Five Honda Facilities Earn EPA ENERGY STAR Certification
MARYSVILLE, Ohio (May 7, 2017) – For the 11th consecutive year, two of Honda’s Ohio automobile manufacturing plants have earned the U.S. Environmental Protection Agency’s (EPA’s) ENERGY STAR certification, while Honda Manufacturing of Indiana achieved the designation for the fifth year in a row. In addition to the Marysville and East Liberty auto plants, the new Honda Heritage Center and an American Honda office building in Marysville also received ENERGY STAR certification.
EPA ENERGY STAR certification signifies that the facilities perform in the top 25 percent of similar facilities for energy efficiency and meet strict energy efficiency performance levels set by the EPA. On average, ENERGY STAR certified plants consume 35 percent less energy and contribute 35 percent fewer greenhouse gas emissions than similar non-certified operations.
“We are proud of our manufacturing facilities’ efforts to achieve the Energy Star certification again this year,” said Joanna Bambeck, Honda North America Environmental Unit Leader. “Honda is constantly looking for ways to improve our operational energy efficiency. Our facilities all contribute new ideas and methods to reduce our energy needs and this culture is ultimately what will ensure our energy sustainability.”
After earning 10 consecutive ENERGY STAR certifications, Honda of America Mfg.’s auto assembly plants in Marysville and East Liberty continued to find new and innovative ways to conserve energy in 2016. The 2.8-million square-foot East Liberty plant, which produces the Honda Accord, Civic and CR-V and the Acura TLX sedan and RDX SUV, expanded its use of LED lighting, and ushered two new high-efficiency 1350-ton chillers into service in 2016, helping the plant reduce its CO2 emissions by 432 metric tons.
Honda Manufacturing of Indiana, which produces the Honda Civic and CR-V, has been ENERGY STAR certified for each of the last five years. The Greensburg, Indiana plant continued its goal of energy efficiency by modifying its compressed air storage system, allowing for maximum performance of the air compressors.

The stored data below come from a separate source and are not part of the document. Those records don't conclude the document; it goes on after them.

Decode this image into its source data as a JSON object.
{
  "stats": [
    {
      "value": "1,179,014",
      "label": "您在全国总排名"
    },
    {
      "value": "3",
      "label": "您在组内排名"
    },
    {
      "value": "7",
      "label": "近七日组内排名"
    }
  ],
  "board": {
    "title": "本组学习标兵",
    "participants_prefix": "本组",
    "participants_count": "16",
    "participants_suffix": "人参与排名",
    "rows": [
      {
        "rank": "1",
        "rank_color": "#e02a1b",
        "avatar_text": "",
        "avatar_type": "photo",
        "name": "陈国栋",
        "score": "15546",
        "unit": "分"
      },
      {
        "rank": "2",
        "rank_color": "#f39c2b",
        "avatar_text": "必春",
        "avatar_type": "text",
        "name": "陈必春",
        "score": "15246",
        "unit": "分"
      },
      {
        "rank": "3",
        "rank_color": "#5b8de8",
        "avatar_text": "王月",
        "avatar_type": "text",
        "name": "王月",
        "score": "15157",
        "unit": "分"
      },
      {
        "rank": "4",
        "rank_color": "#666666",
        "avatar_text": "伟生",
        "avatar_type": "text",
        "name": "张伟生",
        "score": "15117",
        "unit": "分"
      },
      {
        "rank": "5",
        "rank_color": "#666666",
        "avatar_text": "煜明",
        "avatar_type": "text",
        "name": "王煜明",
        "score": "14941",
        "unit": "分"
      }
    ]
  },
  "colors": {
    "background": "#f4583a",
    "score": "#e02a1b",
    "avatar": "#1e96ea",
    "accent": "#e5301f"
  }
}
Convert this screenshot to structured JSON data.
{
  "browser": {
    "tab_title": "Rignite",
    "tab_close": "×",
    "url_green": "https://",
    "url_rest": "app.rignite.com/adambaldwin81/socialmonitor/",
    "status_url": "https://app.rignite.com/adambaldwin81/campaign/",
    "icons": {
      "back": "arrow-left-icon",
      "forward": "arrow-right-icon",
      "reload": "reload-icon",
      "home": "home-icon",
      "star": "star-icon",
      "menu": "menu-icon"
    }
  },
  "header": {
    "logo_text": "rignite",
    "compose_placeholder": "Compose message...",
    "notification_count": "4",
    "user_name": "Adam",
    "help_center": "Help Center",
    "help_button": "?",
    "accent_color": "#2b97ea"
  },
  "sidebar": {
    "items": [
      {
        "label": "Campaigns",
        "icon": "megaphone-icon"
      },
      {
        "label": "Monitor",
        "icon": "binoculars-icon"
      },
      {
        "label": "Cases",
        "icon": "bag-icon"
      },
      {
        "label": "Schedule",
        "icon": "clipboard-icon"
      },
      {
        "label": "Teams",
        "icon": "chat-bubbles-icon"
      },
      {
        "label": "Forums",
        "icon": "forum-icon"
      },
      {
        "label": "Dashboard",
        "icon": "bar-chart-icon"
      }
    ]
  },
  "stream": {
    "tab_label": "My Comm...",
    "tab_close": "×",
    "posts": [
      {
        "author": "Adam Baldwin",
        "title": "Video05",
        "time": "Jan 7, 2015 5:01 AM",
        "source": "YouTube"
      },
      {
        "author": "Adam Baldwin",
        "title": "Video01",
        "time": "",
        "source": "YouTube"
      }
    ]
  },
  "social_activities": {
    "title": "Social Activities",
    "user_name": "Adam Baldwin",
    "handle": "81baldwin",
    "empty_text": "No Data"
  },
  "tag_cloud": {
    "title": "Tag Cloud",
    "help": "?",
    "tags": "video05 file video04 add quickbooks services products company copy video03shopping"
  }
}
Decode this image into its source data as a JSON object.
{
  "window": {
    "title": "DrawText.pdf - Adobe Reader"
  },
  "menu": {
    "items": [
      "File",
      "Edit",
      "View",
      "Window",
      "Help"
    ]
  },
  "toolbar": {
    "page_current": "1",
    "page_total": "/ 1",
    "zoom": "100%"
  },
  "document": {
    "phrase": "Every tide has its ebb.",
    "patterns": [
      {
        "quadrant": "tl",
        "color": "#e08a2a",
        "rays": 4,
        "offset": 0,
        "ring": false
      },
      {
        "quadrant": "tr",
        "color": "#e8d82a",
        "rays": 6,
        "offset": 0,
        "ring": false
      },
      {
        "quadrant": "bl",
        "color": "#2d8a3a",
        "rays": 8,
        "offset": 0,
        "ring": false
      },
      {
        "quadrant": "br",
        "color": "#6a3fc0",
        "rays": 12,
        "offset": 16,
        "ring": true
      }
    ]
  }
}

The new Honda Heritage Center, built in 2015 and home to a museum and Technical Development Center as well as office space, earned its first certification in 2016. The HHC uses a new Building Management System to control HVAC and lighting usage, and also uses carbon-dioxide sensors to control the amount of outside air brought into the facility, reducing the energy needed to cool or heat that air.
ENERGY STAR was introduced by EPA in 1992 as a voluntary, market-based partnership to reduce greenhouse gas emissions through energy efficiency. Since its inception, ENERGY STAR and its partners have helped prevent a total of more than 2.4 billion metric tons of greenhouse gas emissions. In 2015 alone, ENERGY STAR and its partners saved American businesses and consumers 503 billion kilowatt hours and $34 billion dollars on their energy bills, while achieving broad emission reductions.